401k plans became the standard retirement account for a number of Americans in the 1980s. The account was named after the 401k IRS code. In most cases, these accounts are still the most simple and straight forward when it comes to setting up a plan. Whereas, if employed, an employer often works with the employee to set up contribution amounts which fit into the employee's budget.

The upside to this type of account is that most people can allow the account to run on autopilot once the plan has been established. For, by contributing a fixed amount on a monthly basis, most employers match that amount as long as the individual's salary never diminishes over time. In some cases, if an individual leaves a job, the company will allow the individual to withdraw the funds which were put into the account by the individual. Whether matched funds are also distributed is often based company policies and procedures.

As with all types of investment accounts, there are upsides and downsides to 401k plans.
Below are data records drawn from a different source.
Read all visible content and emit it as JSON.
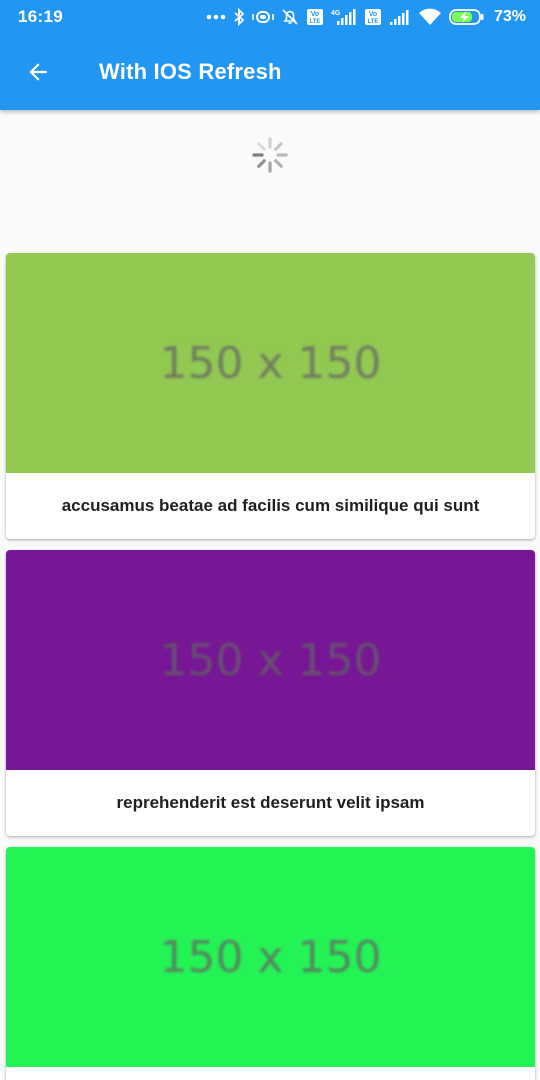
{
  "status_bar": {
    "time": "16:19",
    "battery": "73%",
    "icons": [
      "more-dots-icon",
      "bluetooth-icon",
      "vibrate-icon",
      "alarm-off-icon",
      "volte-icon",
      "signal-4g-icon",
      "volte-icon",
      "signal-icon",
      "wifi-icon",
      "battery-charging-icon"
    ]
  },
  "app_bar": {
    "title": "With IOS Refresh",
    "back_icon": "arrow-back-icon",
    "color": "#2196f3"
  },
  "refresh": {
    "icon": "activity-spinner-icon"
  },
  "items": [
    {
      "placeholder": "150 x 150",
      "color": "#92c952",
      "title": "accusamus beatae ad facilis cum similique qui sunt"
    },
    {
      "placeholder": "150 x 150",
      "color": "#771796",
      "title": "reprehenderit est deserunt velit ipsam"
    },
    {
      "placeholder": "150 x 150",
      "color": "#24f355",
      "title": ""
    }
  ]
}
For one, while an account can run on autopilot, the individual must assure that deposits are being made as scheduled. Whereas, if the salary of the employee doubles, the increase puts the individual at a disadvantage and most likely in a higher tax bracket.

A good alternative to a 401k retirement plan is that of an Individual Retirement Account, also known as an IRA. In addition, if an employer does not offer a 401k, then individuals can join small business owners and the self-employed in setting up this type of retirement account. In most cases, these accounts offer tax advantages during retirement which vary depending on whether the individual opts for a Roth or traditional IRA.

In some cases, individuals have multiple types of retirement accounts in a portfolio. Depending on the value of the holdings, contributions may not be tax deductible when it comes to filing income tax. Although, when having more than one holding, monies in the portfolio will continue to grow on a tax free basis.

A basic investment account is another alternative. In this case, individuals provide a cashier's check to a broker whom then oversees and manages money in the retirement accounts and portfolio. One drawback of this type account is that profits are often taxed as capital gains. Still, most individuals pay taxes at a reduced tax rate over that of income earned through an employer.

One of the most important aspects of any investment account is that the money is left in the account. For, most often not only do these accounts have penalties for early withdrawals, the less money in the account, the less interest will be gained over time. As such, to assure that funds continues to grow, it is important to only make withdrawals in a dire emergency.